The unaudited pro forma condensed combined financial statements have been derived from the historical unaudited financial statements of the Company after giving effect to the merger with PGL.

 

The unaudited pro forma condensed combined balance sheet as of March 31, 2017 is presented as if the acquisition of PGL had occurred on March 31, 2017.

 

The unaudited pro forma condensed combined statement of operations for the three months ended March 31, 2017 is presented as if the acquisition of PGL had occurred on January 1, 2017 and was carried forward through each of the aforementioned periods presented.

 

Historical financial information has been adjusted in the pro forma balance sheet to pro forma events that are: (1) directly attributable to the Share Exchange; (2) factually supportable; and (3) expected to have a continuing impact on the Company’s results of operations.
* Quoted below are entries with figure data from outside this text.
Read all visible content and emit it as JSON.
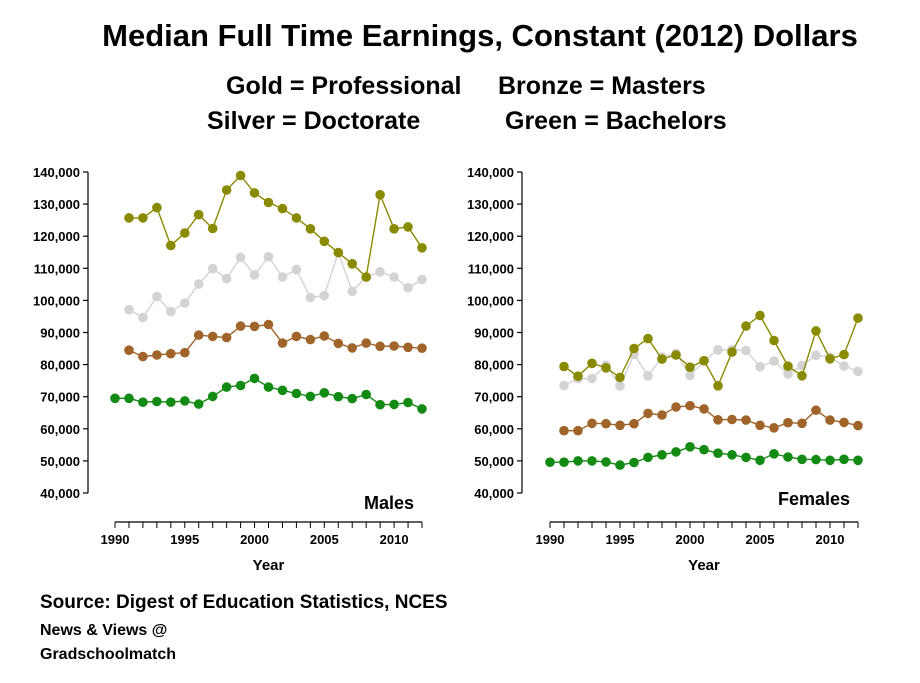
{
  "title": "Median Full Time Earnings, Constant (2012) Dollars",
  "legend_text": {
    "gold": "Gold = Professional",
    "bronze": "Bronze = Masters",
    "silver": "Silver = Doctorate",
    "green": "Green = Bachelors"
  },
  "source": "Source: Digest of Education Statistics, NCES",
  "credit_line1": "News & Views @",
  "credit_line2": "Gradschoolmatch",
  "colors": {
    "Professional": "#8a8a00",
    "Doctorate": "#d3d3d3",
    "Masters": "#a0642a",
    "Bachelors": "#138a13"
  },
  "chart_data": [
    {
      "type": "line",
      "panel_label": "Males",
      "xlabel": "Year",
      "ylabel": "",
      "xlim": [
        1990,
        2012
      ],
      "ylim": [
        40000,
        140000
      ],
      "xticks": [
        1990,
        1995,
        2000,
        2005,
        2010
      ],
      "yticks": [
        40000,
        50000,
        60000,
        70000,
        80000,
        90000,
        100000,
        110000,
        120000,
        130000,
        140000
      ],
      "ytick_labels": [
        "40,000",
        "50,000",
        "60,000",
        "70,000",
        "80,000",
        "90,000",
        "100,000",
        "110,000",
        "120,000",
        "130,000",
        "140,000"
      ],
      "grid": false,
      "series": [
        {
          "name": "Professional",
          "x": [
            1991,
            1992,
            1993,
            1994,
            1995,
            1996,
            1997,
            1998,
            1999,
            2000,
            2001,
            2002,
            2003,
            2004,
            2005,
            2006,
            2007,
            2008,
            2009,
            2010,
            2011,
            2012
          ],
          "values": [
            125700,
            125700,
            128900,
            117100,
            121000,
            126700,
            122400,
            134400,
            138900,
            133500,
            130500,
            128600,
            125700,
            122300,
            118400,
            114900,
            111400,
            107300,
            132900,
            122300,
            122900,
            116400
          ]
        },
        {
          "name": "Doctorate",
          "x": [
            1991,
            1992,
            1993,
            1994,
            1995,
            1996,
            1997,
            1998,
            1999,
            2000,
            2001,
            2002,
            2003,
            2004,
            2005,
            2006,
            2007,
            2008,
            2009,
            2010,
            2011,
            2012
          ],
          "values": [
            97100,
            94700,
            101200,
            96500,
            99200,
            105100,
            109900,
            106800,
            113400,
            107900,
            113600,
            107300,
            109600,
            100900,
            101500,
            114900,
            102800,
            107300,
            108900,
            107300,
            103900,
            106500
          ]
        },
        {
          "name": "Masters",
          "x": [
            1991,
            1992,
            1993,
            1994,
            1995,
            1996,
            1997,
            1998,
            1999,
            2000,
            2001,
            2002,
            2003,
            2004,
            2005,
            2006,
            2007,
            2008,
            2009,
            2010,
            2011,
            2012
          ],
          "values": [
            84500,
            82500,
            83000,
            83400,
            83700,
            89200,
            88800,
            88400,
            92000,
            91900,
            92500,
            86700,
            88800,
            87800,
            88900,
            86600,
            85200,
            86700,
            85700,
            85800,
            85400,
            85100
          ]
        },
        {
          "name": "Bachelors",
          "x": [
            1990,
            1991,
            1992,
            1993,
            1994,
            1995,
            1996,
            1997,
            1998,
            1999,
            2000,
            2001,
            2002,
            2003,
            2004,
            2005,
            2006,
            2007,
            2008,
            2009,
            2010,
            2011,
            2012
          ],
          "values": [
            69500,
            69500,
            68300,
            68500,
            68300,
            68700,
            67700,
            70100,
            73000,
            73500,
            75700,
            73000,
            72000,
            71000,
            70100,
            71200,
            70000,
            69400,
            70700,
            67500,
            67600,
            68200,
            66200
          ]
        }
      ]
    },
    {
      "type": "line",
      "panel_label": "Females",
      "xlabel": "Year",
      "ylabel": "",
      "xlim": [
        1990,
        2012
      ],
      "ylim": [
        40000,
        140000
      ],
      "xticks": [
        1990,
        1995,
        2000,
        2005,
        2010
      ],
      "yticks": [
        40000,
        50000,
        60000,
        70000,
        80000,
        90000,
        100000,
        110000,
        120000,
        130000,
        140000
      ],
      "ytick_labels": [
        "40,000",
        "50,000",
        "60,000",
        "70,000",
        "80,000",
        "90,000",
        "100,000",
        "110,000",
        "120,000",
        "130,000",
        "140,000"
      ],
      "grid": false,
      "series": [
        {
          "name": "Professional",
          "x": [
            1991,
            1992,
            1993,
            1994,
            1995,
            1996,
            1997,
            1998,
            1999,
            2000,
            2001,
            2002,
            2003,
            2004,
            2005,
            2006,
            2007,
            2008,
            2009,
            2010,
            2011,
            2012
          ],
          "values": [
            79400,
            76400,
            80400,
            79000,
            76000,
            85000,
            88100,
            81700,
            83000,
            79200,
            81200,
            73400,
            83900,
            92000,
            95300,
            87500,
            79500,
            76500,
            90500,
            81800,
            83100,
            94500
          ]
        },
        {
          "name": "Doctorate",
          "x": [
            1991,
            1992,
            1993,
            1994,
            1995,
            1996,
            1997,
            1998,
            1999,
            2000,
            2001,
            2002,
            2003,
            2004,
            2005,
            2006,
            2007,
            2008,
            2009,
            2010,
            2011,
            2012
          ],
          "values": [
            73500,
            75600,
            75700,
            79800,
            73300,
            83200,
            76500,
            82300,
            83500,
            76600,
            81100,
            84600,
            84600,
            84400,
            79300,
            81100,
            77100,
            79700,
            82900,
            82300,
            79600,
            77900
          ]
        },
        {
          "name": "Masters",
          "x": [
            1991,
            1992,
            1993,
            1994,
            1995,
            1996,
            1997,
            1998,
            1999,
            2000,
            2001,
            2002,
            2003,
            2004,
            2005,
            2006,
            2007,
            2008,
            2009,
            2010,
            2011,
            2012
          ],
          "values": [
            59400,
            59400,
            61700,
            61600,
            61100,
            61600,
            64800,
            64300,
            66800,
            67200,
            66200,
            62800,
            62900,
            62700,
            61100,
            60300,
            61900,
            61700,
            65800,
            62700,
            62000,
            61000
          ]
        },
        {
          "name": "Bachelors",
          "x": [
            1990,
            1991,
            1992,
            1993,
            1994,
            1995,
            1996,
            1997,
            1998,
            1999,
            2000,
            2001,
            2002,
            2003,
            2004,
            2005,
            2006,
            2007,
            2008,
            2009,
            2010,
            2011,
            2012
          ],
          "values": [
            49600,
            49600,
            50000,
            50000,
            49700,
            48700,
            49500,
            51100,
            51900,
            52800,
            54400,
            53500,
            52400,
            51900,
            51100,
            50200,
            52200,
            51200,
            50500,
            50400,
            50200,
            50500,
            50200
          ]
        }
      ]
    }
  ]
}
This merger will be treated as a reverse acquisition, and therefore PGL is treated as the accounting acquirer, such that the financial statements of PGL immediately after the merger will become those of the Company. The pro forma adjustments presented in the pro forma condensed combined balance sheet and statement of operations are described in Note 2— Pro Forma Adjustments.

 

The pro forma condensed financial statements should be read in conjunction with a reading of the historical financial statements and accompanying notes of the Company included in the Annual Report on Form 10-K for the fiscal year ended February 28, 2017 and of PGL included in this Form 8-K for the three months ended March 31, 2017.

 

These pro forma condensed financial statements are presented for illustrative purposes only and are not intended to be indicative of actual consolidated financial position and consolidated results of operations had the purchase been in effect during the periods presented, or of consolidated financial condition or consolidated results of operations that may be reported in the future.

 

Note 2 - PRO FORMA ADJUSTMENTS

 

The adjustment included in the pro forma balance sheet and statement of operations is as follows:

 

(1)                 To eliminate the accumulated loss of ULNV incurred before the reverse acquisition.

 

(2)                 To reflect the issuance of 500,000,000 shares to the shareholders of PGL, resulting in 508,110,000 total shares of common stock outstanding of ULNV after the reverse acquisition.

 

(3)                 To eliminate paid-in capital of PGL.

 

(4)                 To eliminate the current account between ULNV and PGL.